Bull nickte. »Und du machst dir Sorgen.«

»Zweieinhalb Tage ohne jedes Lebenszeichen? In der Tat halte ich da Sorgen für durchaus angemessen.«

»Es ist nicht besonders lange für einen Undercover-Risikoeinsatz«, gab der Resident zu bedenken. »Aber ich verstehe dich natürlich. Was hast du vor?«

»Ich überlege, eine zweite Gruppe hinterherzuschicken«, antwortete Ho. »Allerdings wissen wir nicht, wie wir den Schirm durchdringen sollen. Das erste Team hat sich mit einem havarierten Schiff eingeschleust, das die Cairaner ins Innere geschleppt haben. Diese Möglichkeit haben wir nicht noch einmal.«

»Hm«, machte Bull. Und noch einmal: »Hm. Ich weiß, wer vielleicht helfen kann. Es dauert ein paar Tage, aber du bekommst Verstärkung von mir. Sonst noch etwas?«

Ho schüttelte den Kopf. »Wir versuchen zu überleben und schneller einsatzbereit zu sein als die anderen.«

»Klingt nach einem guten Plan«, sagte Bull. »Würde ich weiterverfolgen.«

»Wann hast du eigentlich das letzte Mal geschlafen?«, fragte Ho in einem plötzlichen Anfall von Wagemut.
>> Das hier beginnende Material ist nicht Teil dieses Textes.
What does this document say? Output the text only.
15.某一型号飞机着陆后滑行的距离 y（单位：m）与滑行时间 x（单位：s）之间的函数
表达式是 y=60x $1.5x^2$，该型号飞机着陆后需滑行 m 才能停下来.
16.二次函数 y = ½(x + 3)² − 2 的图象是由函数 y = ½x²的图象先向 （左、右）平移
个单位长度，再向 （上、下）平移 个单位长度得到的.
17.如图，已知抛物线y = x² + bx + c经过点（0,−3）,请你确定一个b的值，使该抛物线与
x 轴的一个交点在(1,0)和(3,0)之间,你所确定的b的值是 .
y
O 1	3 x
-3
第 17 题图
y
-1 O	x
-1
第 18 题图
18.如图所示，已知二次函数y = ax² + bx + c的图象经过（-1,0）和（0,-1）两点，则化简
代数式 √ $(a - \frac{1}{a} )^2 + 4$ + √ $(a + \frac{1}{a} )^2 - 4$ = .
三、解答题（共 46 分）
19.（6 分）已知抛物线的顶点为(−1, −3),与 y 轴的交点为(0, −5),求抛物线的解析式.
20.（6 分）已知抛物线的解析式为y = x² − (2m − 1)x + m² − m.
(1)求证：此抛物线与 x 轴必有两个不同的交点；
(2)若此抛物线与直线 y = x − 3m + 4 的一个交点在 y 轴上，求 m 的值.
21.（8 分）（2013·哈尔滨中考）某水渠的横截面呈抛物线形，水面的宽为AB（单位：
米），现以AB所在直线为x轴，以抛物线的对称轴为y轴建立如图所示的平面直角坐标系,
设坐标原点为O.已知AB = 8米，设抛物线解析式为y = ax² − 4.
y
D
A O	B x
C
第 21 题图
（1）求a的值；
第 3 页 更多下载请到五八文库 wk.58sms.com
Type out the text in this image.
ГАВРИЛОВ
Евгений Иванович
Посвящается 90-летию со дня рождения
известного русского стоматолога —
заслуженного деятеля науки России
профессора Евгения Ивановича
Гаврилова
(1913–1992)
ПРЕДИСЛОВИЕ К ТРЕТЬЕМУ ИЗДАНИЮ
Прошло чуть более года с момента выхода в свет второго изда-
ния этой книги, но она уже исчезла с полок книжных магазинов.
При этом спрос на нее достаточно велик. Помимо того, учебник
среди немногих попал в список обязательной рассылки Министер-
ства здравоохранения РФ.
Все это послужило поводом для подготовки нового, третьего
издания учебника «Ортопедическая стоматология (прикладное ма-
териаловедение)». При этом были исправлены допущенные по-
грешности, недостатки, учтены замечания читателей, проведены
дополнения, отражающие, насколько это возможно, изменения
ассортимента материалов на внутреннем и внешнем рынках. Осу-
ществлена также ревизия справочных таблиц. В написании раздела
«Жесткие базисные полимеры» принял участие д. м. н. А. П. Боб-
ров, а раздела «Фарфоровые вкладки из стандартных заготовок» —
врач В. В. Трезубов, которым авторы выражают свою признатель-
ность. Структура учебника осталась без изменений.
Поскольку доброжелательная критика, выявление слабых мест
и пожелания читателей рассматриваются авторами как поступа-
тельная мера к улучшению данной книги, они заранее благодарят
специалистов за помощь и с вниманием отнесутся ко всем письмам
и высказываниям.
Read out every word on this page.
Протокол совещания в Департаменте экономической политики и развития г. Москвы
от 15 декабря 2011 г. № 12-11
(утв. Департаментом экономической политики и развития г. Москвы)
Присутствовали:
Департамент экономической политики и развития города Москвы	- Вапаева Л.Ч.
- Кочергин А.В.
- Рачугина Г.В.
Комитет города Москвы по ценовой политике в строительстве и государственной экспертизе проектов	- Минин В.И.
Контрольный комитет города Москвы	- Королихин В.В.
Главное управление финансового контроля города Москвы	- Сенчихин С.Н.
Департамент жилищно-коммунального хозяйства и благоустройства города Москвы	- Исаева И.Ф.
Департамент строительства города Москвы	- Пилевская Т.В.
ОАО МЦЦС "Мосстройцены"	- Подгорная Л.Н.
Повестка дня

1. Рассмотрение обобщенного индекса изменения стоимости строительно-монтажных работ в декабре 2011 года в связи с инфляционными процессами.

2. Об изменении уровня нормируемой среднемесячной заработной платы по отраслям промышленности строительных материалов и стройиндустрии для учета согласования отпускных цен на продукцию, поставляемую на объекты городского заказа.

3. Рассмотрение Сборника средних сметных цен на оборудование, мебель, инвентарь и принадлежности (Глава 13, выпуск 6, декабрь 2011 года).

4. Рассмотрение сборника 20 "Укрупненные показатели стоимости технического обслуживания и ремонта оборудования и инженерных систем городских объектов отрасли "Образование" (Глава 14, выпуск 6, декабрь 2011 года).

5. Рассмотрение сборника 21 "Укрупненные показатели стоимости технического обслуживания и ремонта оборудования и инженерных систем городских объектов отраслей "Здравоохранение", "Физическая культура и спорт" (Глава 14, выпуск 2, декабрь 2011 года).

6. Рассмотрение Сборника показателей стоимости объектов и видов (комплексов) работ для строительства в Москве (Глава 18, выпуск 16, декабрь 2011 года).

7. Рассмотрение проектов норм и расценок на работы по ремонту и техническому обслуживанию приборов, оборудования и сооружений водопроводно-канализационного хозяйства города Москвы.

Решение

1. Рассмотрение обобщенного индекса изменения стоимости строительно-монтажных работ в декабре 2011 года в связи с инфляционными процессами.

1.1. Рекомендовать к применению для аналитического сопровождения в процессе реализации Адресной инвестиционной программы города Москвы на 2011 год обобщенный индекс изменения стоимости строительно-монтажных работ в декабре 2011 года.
»Weiß ich nicht.« Bulls Züge verhärteten sich. »Auf jeden Fall war da Gucky noch am Leben.« Er schüttelte den Kopf, und der Ausdruck von Hass und Trauer verflog so schnell, wie er gekommen war. »War es das für den Augenblick, Oberstleutnant?«

»Für den Augenblick ja, Resident«, sagte sie förmlich. Sie spürte: Sie hatte eine Grenze überschritten, von der sie sich besser ferngehalten hätte. »Ich melde mich, sobald es neue Entwicklungen gibt.«

»Mach das.« Bull war mit seinen Gedanken schon ganz woanders. »Mach das.«

Ohne Abschiedsworte beendete er die Verbindung.

Ihr Magen knurrte erschreckend laut. Lustlos wandte sie sich ihrem Salat zu und befolgte des Residenten Befehl.